Fig. 4: NKX2-1 is induced by FOXA2 and required for FOXA2-driven NET.

a, Genome browser view of NKX2-1 mRNA (top row), and FOXA2, H3K4me1, H3K27ac ChIP–seq signal around the NKX2-1 gene in time-course LNCaP+FOXA2 cells. The promoter is highlighted in light blue, and enhancers are highlighted in yellow. b, WB of NEPC cell lines (LuNE, NCI-H660) and organoids (LuCaP145.2) with control or FOXA2 KD. Data shown are from one of two (n = 2) independent experiments.
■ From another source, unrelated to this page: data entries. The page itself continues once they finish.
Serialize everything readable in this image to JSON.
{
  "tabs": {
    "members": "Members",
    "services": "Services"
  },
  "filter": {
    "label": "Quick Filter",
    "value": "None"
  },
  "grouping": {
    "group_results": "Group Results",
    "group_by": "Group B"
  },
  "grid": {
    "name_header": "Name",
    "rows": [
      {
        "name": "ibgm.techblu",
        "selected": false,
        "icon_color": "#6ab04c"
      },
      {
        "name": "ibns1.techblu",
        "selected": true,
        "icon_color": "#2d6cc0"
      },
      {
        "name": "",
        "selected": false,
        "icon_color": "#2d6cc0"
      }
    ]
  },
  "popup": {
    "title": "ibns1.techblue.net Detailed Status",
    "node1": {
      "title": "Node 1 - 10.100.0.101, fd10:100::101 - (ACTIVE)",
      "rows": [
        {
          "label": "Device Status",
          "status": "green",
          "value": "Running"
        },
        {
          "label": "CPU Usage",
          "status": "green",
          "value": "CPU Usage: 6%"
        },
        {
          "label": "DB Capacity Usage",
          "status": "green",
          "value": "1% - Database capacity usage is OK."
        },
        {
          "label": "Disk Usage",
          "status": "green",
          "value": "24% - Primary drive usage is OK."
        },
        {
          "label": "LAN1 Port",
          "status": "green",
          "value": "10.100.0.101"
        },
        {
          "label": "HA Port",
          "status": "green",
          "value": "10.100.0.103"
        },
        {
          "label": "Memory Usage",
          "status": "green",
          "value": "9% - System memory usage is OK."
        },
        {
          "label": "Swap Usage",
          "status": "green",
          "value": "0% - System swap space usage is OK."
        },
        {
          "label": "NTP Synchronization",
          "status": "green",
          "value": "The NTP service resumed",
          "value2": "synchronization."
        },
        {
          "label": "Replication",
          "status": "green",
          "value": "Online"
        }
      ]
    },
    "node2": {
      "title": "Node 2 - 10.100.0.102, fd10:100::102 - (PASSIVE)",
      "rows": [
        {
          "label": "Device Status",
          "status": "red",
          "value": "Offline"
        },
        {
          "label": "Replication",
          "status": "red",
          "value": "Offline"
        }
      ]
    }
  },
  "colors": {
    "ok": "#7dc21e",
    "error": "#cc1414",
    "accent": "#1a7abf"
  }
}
LuNE cells—stable LNCaP+FOXA2 cells. c, FOXA2 Co-IP showing its interaction with NKX2-1 protein in NEPC cell line NCI-H660. Data shown are from one of three (n = 3) independent experiments. d, Heatmap showing AR, NKX2-1 and FOXA2 occupancy at previously reported¹¹ NE-CREs (n = 14,985) and Ad-CREs (n = 4,338) in LNCaP or NEPC models (NCI-H660, LuCaP93, LuCap145.1, LuCaP145.2). Scale bar—enrichment intensity. e, Heatmap showing active (H3K27ac) enhancer (H3K4me1) and promoter (H3K4me3) marks at NKX2-1-only, FOXA2-only and shared binding sites in LuCaP145.1. Scale bar—enrichment intensity. f, APA plots of FOXA2- and NKX2-1-anchored E–P loops identified in D28 in time-course LNCaP+FOXA2 Hi-C samples. The APA score is annotated within each plot. Scale bars indicate log₂ of observed over expected enrichment. g, NKX2-1 KD abolished FOXA2-induced NET. LNCaP cells were co-infected with FOXA2 virus along with either sgNC or sgNKX2-1 virus. The infected cells were collected at the indicated time points for WB analyses of luminal and NE markers. The red star indicates a nonspecific band. Data shown are from one of three (n = 3) independent experiments. h, Heatmap showing FOXA2, NKX2-1, H3K27ac and H3K4me1 ChIP–seq around (±2 kb) the six ATAC–seq peak clusters in LNCaP+FOXA2 cells, with or without NKX2-1 KD, at indicated time points. Peaks within each cluster were separately sorted by FOXA2 ChIP–seq intensity. Scale bar—enrichment intensity.